BACKGROUND AND PURPOSE: This prospective study sought to determine how the use of combined PET/CT for radiotherapy treatment planning of oesophageal cancer would alter the delineation of tumour volumes compared to CT alone if PET/CT is assumed to more accurately represent true disease extent. PATIENTS AND METHODS: All patients underwent FDG-PET/CT scanning in the radiotherapy treatment position. For each patient, two separate gross tumour volumes (GTV) were defined, one based on CT images alone (GTV-CT) and another based on combined PET/CT data (GTV-PET). Corresponding planning target volumes (PTV) were generated, and separate treatment plans were then produced. For each patient, volumetric analysis of GTV-CT, PTV-CT and GTV-PET was performed to quantify the proportion of PET-avid disease that was not included in the GTV and PTV (geographic miss) if CT data alone were used for radiotherapy planning.
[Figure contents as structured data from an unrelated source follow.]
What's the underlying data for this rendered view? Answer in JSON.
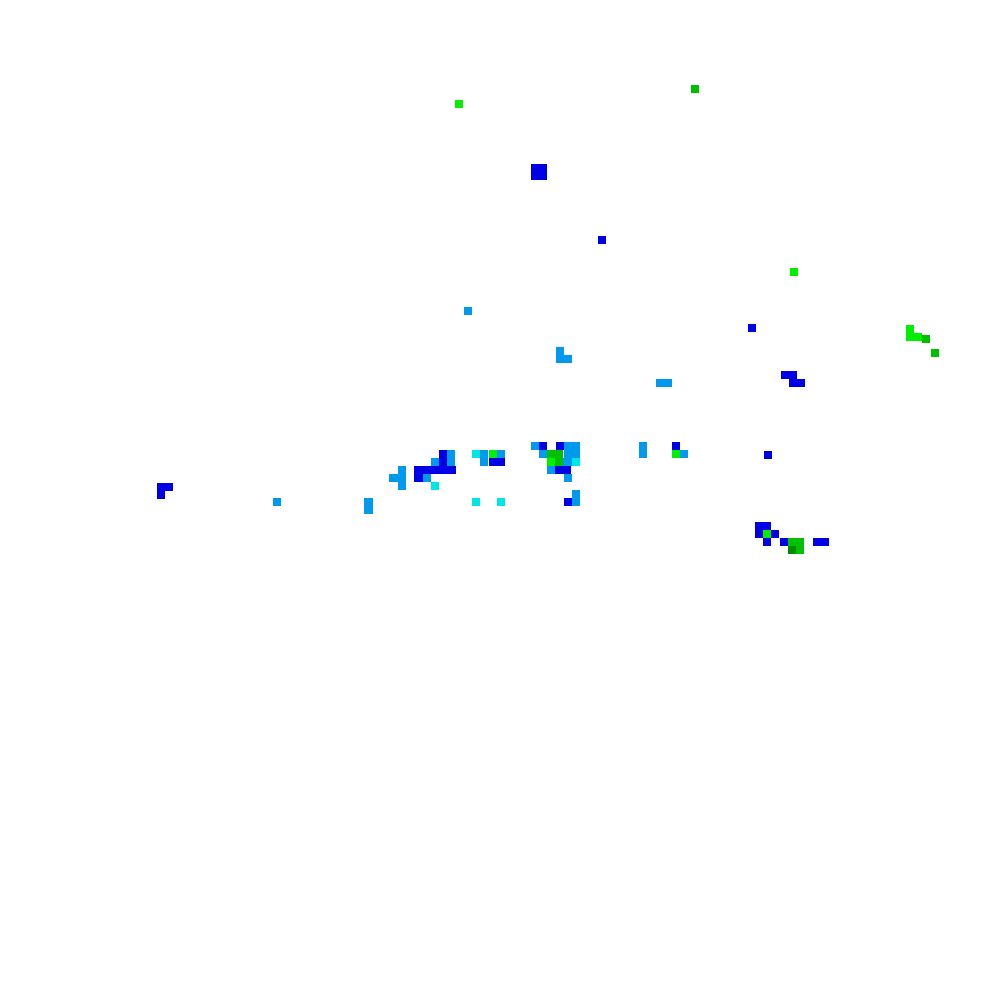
{
  "map": {
    "layer": "precipitation-radar-tile",
    "colors": {
      "blue": "#0000e6",
      "lightblue": "#0099ee",
      "cyan": "#00e6e6",
      "lime": "#00f000",
      "green": "#00c000",
      "darkgreen": "#008c00"
    }
  }
}
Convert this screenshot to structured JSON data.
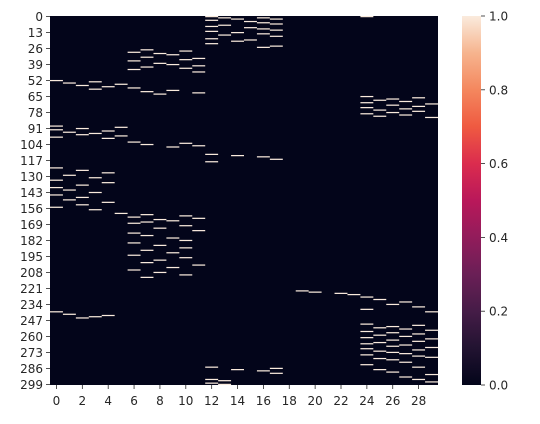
{
  "chart_data": {
    "type": "heatmap",
    "title": "",
    "xlabel": "",
    "ylabel": "",
    "n_rows": 300,
    "n_cols": 30,
    "x_tick_labels": [
      "0",
      "2",
      "4",
      "6",
      "8",
      "10",
      "12",
      "14",
      "16",
      "18",
      "20",
      "22",
      "24",
      "26",
      "28"
    ],
    "y_tick_labels": [
      "0",
      "13",
      "26",
      "39",
      "52",
      "65",
      "78",
      "91",
      "104",
      "117",
      "130",
      "143",
      "156",
      "169",
      "182",
      "195",
      "208",
      "221",
      "234",
      "247",
      "260",
      "273",
      "286",
      "299"
    ],
    "colorbar": {
      "min": 0.0,
      "max": 1.0,
      "tick_labels": [
        "0.0",
        "0.2",
        "0.4",
        "0.6",
        "0.8",
        "1.0"
      ],
      "colormap": "rocket"
    },
    "ones": [
      [
        0,
        12
      ],
      [
        0,
        24
      ],
      [
        1,
        13
      ],
      [
        1,
        16
      ],
      [
        2,
        14
      ],
      [
        2,
        17
      ],
      [
        3,
        12
      ],
      [
        4,
        15
      ],
      [
        5,
        16
      ],
      [
        6,
        17
      ],
      [
        7,
        13
      ],
      [
        8,
        12
      ],
      [
        9,
        15
      ],
      [
        10,
        16
      ],
      [
        11,
        17
      ],
      [
        12,
        12
      ],
      [
        13,
        14
      ],
      [
        14,
        16
      ],
      [
        15,
        13
      ],
      [
        16,
        17
      ],
      [
        18,
        12
      ],
      [
        19,
        15
      ],
      [
        20,
        14
      ],
      [
        22,
        12
      ],
      [
        24,
        17
      ],
      [
        25,
        16
      ],
      [
        27,
        7
      ],
      [
        28,
        10
      ],
      [
        29,
        6
      ],
      [
        30,
        8
      ],
      [
        31,
        9
      ],
      [
        33,
        7
      ],
      [
        34,
        11
      ],
      [
        35,
        10
      ],
      [
        36,
        6
      ],
      [
        38,
        8
      ],
      [
        39,
        9
      ],
      [
        40,
        11
      ],
      [
        41,
        7
      ],
      [
        42,
        10
      ],
      [
        43,
        6
      ],
      [
        45,
        11
      ],
      [
        52,
        0
      ],
      [
        53,
        3
      ],
      [
        54,
        1
      ],
      [
        55,
        5
      ],
      [
        56,
        2
      ],
      [
        57,
        4
      ],
      [
        58,
        6
      ],
      [
        59,
        3
      ],
      [
        60,
        9
      ],
      [
        61,
        7
      ],
      [
        62,
        11
      ],
      [
        63,
        8
      ],
      [
        65,
        24
      ],
      [
        66,
        28
      ],
      [
        67,
        26
      ],
      [
        68,
        25
      ],
      [
        69,
        27
      ],
      [
        70,
        24
      ],
      [
        71,
        29
      ],
      [
        72,
        26
      ],
      [
        73,
        28
      ],
      [
        74,
        24
      ],
      [
        75,
        27
      ],
      [
        76,
        25
      ],
      [
        77,
        28
      ],
      [
        78,
        26
      ],
      [
        79,
        24
      ],
      [
        80,
        27
      ],
      [
        81,
        25
      ],
      [
        82,
        29
      ],
      [
        89,
        0
      ],
      [
        90,
        5
      ],
      [
        91,
        2
      ],
      [
        92,
        0
      ],
      [
        93,
        4
      ],
      [
        94,
        1
      ],
      [
        95,
        3
      ],
      [
        96,
        2
      ],
      [
        97,
        5
      ],
      [
        98,
        0
      ],
      [
        99,
        4
      ],
      [
        102,
        6
      ],
      [
        103,
        10
      ],
      [
        104,
        7
      ],
      [
        105,
        11
      ],
      [
        106,
        9
      ],
      [
        112,
        12
      ],
      [
        113,
        14
      ],
      [
        114,
        16
      ],
      [
        116,
        17
      ],
      [
        118,
        12
      ],
      [
        123,
        0
      ],
      [
        125,
        2
      ],
      [
        127,
        4
      ],
      [
        129,
        1
      ],
      [
        131,
        3
      ],
      [
        133,
        0
      ],
      [
        135,
        4
      ],
      [
        137,
        2
      ],
      [
        139,
        0
      ],
      [
        141,
        1
      ],
      [
        143,
        3
      ],
      [
        145,
        0
      ],
      [
        147,
        2
      ],
      [
        149,
        1
      ],
      [
        151,
        4
      ],
      [
        153,
        2
      ],
      [
        155,
        0
      ],
      [
        157,
        3
      ],
      [
        160,
        5
      ],
      [
        161,
        7
      ],
      [
        162,
        10
      ],
      [
        163,
        6
      ],
      [
        164,
        11
      ],
      [
        165,
        8
      ],
      [
        166,
        9
      ],
      [
        167,
        7
      ],
      [
        168,
        6
      ],
      [
        170,
        10
      ],
      [
        172,
        8
      ],
      [
        174,
        11
      ],
      [
        176,
        6
      ],
      [
        178,
        7
      ],
      [
        180,
        9
      ],
      [
        182,
        10
      ],
      [
        184,
        6
      ],
      [
        186,
        8
      ],
      [
        188,
        10
      ],
      [
        190,
        7
      ],
      [
        192,
        9
      ],
      [
        194,
        6
      ],
      [
        196,
        10
      ],
      [
        198,
        8
      ],
      [
        200,
        7
      ],
      [
        202,
        11
      ],
      [
        204,
        9
      ],
      [
        206,
        6
      ],
      [
        208,
        8
      ],
      [
        210,
        10
      ],
      [
        212,
        7
      ],
      [
        223,
        19
      ],
      [
        224,
        20
      ],
      [
        225,
        22
      ],
      [
        226,
        23
      ],
      [
        228,
        24
      ],
      [
        230,
        25
      ],
      [
        232,
        27
      ],
      [
        234,
        26
      ],
      [
        236,
        28
      ],
      [
        238,
        24
      ],
      [
        240,
        29
      ],
      [
        240,
        0
      ],
      [
        242,
        1
      ],
      [
        243,
        4
      ],
      [
        244,
        3
      ],
      [
        245,
        2
      ],
      [
        250,
        24
      ],
      [
        251,
        28
      ],
      [
        252,
        26
      ],
      [
        253,
        25
      ],
      [
        254,
        27
      ],
      [
        255,
        29
      ],
      [
        256,
        24
      ],
      [
        257,
        26
      ],
      [
        258,
        28
      ],
      [
        259,
        25
      ],
      [
        260,
        27
      ],
      [
        261,
        24
      ],
      [
        262,
        29
      ],
      [
        263,
        26
      ],
      [
        264,
        28
      ],
      [
        265,
        25
      ],
      [
        266,
        24
      ],
      [
        267,
        27
      ],
      [
        268,
        26
      ],
      [
        269,
        29
      ],
      [
        270,
        24
      ],
      [
        271,
        28
      ],
      [
        272,
        25
      ],
      [
        273,
        26
      ],
      [
        274,
        27
      ],
      [
        275,
        24
      ],
      [
        276,
        28
      ],
      [
        277,
        29
      ],
      [
        278,
        25
      ],
      [
        279,
        26
      ],
      [
        281,
        27
      ],
      [
        283,
        24
      ],
      [
        285,
        28
      ],
      [
        287,
        25
      ],
      [
        289,
        26
      ],
      [
        291,
        29
      ],
      [
        293,
        27
      ],
      [
        295,
        28
      ],
      [
        297,
        29
      ],
      [
        285,
        12
      ],
      [
        286,
        17
      ],
      [
        287,
        14
      ],
      [
        288,
        16
      ],
      [
        290,
        17
      ],
      [
        295,
        12
      ],
      [
        296,
        13
      ],
      [
        298,
        12
      ],
      [
        299,
        13
      ]
    ]
  }
}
Assessment of the cranial and caudal extent of the primary oesophageal tumour as defined by CT alone vs PET/CT was also compared. RESULTS: The addition of PET information altered the clinical stage in 8 of 21 eligible patients enrolled on the study (38%); 4 patients had distant metastatic disease and 4 had unsuspected regional nodal disease. Sixteen patients proceeded to the radiotherapy planning phase of the study and received definitive chemoradiation planned with the PET/CT data set. The GTV based on CT information alone excluded PET-avid disease in 11 patients (69%), and in five patients (31%) this would have resulted in a geographic miss of gross tumour. The discordance between CT and PET/CT was due mainly to differences in defining the longitudinal extent of disease in the oesophagus. The cranial extent of the primary tumour as defined by CT vs PET/CT differed in 75% of cases, while the caudal extent differed in 81%. CONCLUSIONS: This study demonstrates that if combined PET/CT is used for radiotherapy treatment planning, there may be alterations to the delineation of tumour volumes when compared to CT alone, with the potential to avoid a geographic miss of tumour.